Wednesday, June 23, 2010: 2:30 PM
409 (Meydenbauer Center)
Mr. Nigel Scotchmer , Huys Industries Ltd., Weston, ON, Canada
The steel industry has been developing various grades of advanced high strength steels (AHSS) that have high strengths while still retaining the formability of conventional lower strength steels.

Although these materials may be resistance spot welded, it has been shown that the fatigue life of spot welded steel joints is often dominated by the geometry and not material strength.  This means that resistance spot welded AHSS joints do not exhibit longer fatigue lives than spot welded conventional steels, as would have been expected from the higher base material and joint strengths in these materials. 

Self piercing riveting (SPR) is an alternative to resistance spot welding.  They have been widely accepted to join aluminum since the mid 1990s and have almost replaced spot welding in this application.  As riveting is a “cold” technology, SPR joints will exhibit no HAZ softening so the static strength will be totally dependant on the as-produced base material and rivet strength.  As well, SPR joints in aluminum applications have been shown to have very good fatigue resistance.  Both of these properties make this technology a potential solutions for the issues faced in steel weldments.  However, the high strength and hardness of AHSS make demands on the self piercing rivets, in terms of rivet hardness, cracking issues, joint quality and magnitude of the setting forces.  To-date these issues have posed an almost insurmountable problem, to such an extent that the quality of the joints was not satisfactory.   

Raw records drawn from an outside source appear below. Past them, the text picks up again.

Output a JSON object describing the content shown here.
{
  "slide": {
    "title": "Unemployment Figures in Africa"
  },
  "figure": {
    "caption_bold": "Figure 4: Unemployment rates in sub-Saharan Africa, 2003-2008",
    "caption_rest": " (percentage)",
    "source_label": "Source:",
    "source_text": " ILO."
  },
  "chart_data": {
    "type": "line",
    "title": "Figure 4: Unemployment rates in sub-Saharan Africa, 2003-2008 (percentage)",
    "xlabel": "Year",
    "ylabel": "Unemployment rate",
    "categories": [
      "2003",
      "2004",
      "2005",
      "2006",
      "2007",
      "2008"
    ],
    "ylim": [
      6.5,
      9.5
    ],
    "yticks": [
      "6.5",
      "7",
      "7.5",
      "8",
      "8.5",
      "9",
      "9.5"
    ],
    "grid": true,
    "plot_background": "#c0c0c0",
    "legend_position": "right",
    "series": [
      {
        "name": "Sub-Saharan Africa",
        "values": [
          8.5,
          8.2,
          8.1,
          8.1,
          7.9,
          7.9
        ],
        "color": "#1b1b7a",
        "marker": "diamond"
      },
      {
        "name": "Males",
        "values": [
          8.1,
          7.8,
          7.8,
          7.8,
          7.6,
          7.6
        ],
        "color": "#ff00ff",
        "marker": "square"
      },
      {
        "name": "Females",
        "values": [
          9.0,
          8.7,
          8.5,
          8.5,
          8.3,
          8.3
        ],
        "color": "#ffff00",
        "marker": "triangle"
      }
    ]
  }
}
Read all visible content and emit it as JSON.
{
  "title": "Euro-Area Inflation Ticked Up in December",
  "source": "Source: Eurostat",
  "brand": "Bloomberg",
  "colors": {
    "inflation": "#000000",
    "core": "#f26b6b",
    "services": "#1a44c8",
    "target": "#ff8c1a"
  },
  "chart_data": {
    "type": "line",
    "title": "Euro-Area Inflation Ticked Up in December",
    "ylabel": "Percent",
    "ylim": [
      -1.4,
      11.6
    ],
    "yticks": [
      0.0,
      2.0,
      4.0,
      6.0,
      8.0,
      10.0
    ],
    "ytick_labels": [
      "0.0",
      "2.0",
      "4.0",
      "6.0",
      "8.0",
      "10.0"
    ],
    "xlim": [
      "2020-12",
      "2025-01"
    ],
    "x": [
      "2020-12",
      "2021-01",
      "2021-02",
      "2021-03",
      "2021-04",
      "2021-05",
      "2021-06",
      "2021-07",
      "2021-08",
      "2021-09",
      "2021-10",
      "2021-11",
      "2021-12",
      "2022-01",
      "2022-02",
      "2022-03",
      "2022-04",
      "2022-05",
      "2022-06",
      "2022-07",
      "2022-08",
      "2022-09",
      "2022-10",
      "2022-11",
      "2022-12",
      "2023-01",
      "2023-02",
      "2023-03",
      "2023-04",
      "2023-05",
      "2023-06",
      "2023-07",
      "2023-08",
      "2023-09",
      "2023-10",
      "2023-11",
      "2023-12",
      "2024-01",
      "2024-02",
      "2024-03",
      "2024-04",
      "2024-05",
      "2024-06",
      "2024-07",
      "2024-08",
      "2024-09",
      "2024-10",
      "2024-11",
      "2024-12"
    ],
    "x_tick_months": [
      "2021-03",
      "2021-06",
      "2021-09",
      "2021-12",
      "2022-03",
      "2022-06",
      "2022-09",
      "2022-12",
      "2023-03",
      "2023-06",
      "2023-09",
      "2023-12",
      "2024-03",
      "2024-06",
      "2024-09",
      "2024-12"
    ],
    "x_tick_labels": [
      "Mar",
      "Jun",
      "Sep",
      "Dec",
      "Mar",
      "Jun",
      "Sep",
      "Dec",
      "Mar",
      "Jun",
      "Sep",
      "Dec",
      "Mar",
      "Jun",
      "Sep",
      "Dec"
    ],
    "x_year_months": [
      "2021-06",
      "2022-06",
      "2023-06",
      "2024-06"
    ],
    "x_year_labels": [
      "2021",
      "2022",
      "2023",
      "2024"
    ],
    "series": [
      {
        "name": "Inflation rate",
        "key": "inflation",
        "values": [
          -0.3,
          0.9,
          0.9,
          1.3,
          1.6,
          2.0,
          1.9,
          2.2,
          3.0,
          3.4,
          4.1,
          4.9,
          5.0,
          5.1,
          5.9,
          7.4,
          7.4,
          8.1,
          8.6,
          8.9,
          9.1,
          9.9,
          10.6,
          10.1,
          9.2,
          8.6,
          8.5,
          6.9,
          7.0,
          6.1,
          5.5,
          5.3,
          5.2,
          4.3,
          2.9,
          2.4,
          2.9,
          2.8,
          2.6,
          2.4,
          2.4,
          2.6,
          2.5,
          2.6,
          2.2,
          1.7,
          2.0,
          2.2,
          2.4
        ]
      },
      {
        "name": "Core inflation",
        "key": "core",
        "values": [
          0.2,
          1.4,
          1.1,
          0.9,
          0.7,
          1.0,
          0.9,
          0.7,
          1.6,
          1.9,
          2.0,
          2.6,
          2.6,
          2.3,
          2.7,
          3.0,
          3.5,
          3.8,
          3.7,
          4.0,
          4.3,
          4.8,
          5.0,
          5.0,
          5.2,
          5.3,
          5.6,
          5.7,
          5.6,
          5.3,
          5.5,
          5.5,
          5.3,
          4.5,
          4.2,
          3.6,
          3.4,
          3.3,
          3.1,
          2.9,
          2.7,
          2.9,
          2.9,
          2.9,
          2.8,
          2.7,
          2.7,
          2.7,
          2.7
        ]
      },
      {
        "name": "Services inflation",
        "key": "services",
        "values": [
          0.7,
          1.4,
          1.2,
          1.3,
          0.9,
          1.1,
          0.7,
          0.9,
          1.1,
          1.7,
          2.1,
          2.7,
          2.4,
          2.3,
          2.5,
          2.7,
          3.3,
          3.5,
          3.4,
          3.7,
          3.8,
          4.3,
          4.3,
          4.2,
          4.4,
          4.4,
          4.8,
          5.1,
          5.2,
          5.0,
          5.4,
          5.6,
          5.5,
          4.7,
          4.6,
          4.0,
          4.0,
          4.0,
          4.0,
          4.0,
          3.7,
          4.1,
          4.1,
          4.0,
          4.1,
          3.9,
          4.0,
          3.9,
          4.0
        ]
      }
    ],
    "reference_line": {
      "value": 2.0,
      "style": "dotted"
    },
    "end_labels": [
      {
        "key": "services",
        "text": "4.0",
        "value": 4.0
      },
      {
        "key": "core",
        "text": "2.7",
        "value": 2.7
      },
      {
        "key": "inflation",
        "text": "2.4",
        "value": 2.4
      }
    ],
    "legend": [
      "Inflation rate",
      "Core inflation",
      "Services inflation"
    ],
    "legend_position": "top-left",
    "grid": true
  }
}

This paper deal with investigations in which, with the help of FEM simulation, the geometries of both rivets and dies were optimised, specifically/especially for applications using the new high strength steels. Tests show that the correlation between the experimental data and the results of the FEM simulation is good. Further, it is shown that the demands on the strength and hardness of the rivet material and the setting forces can be lowered appreciably.  Finally, the mechanical properties of the riveted joints can be improved.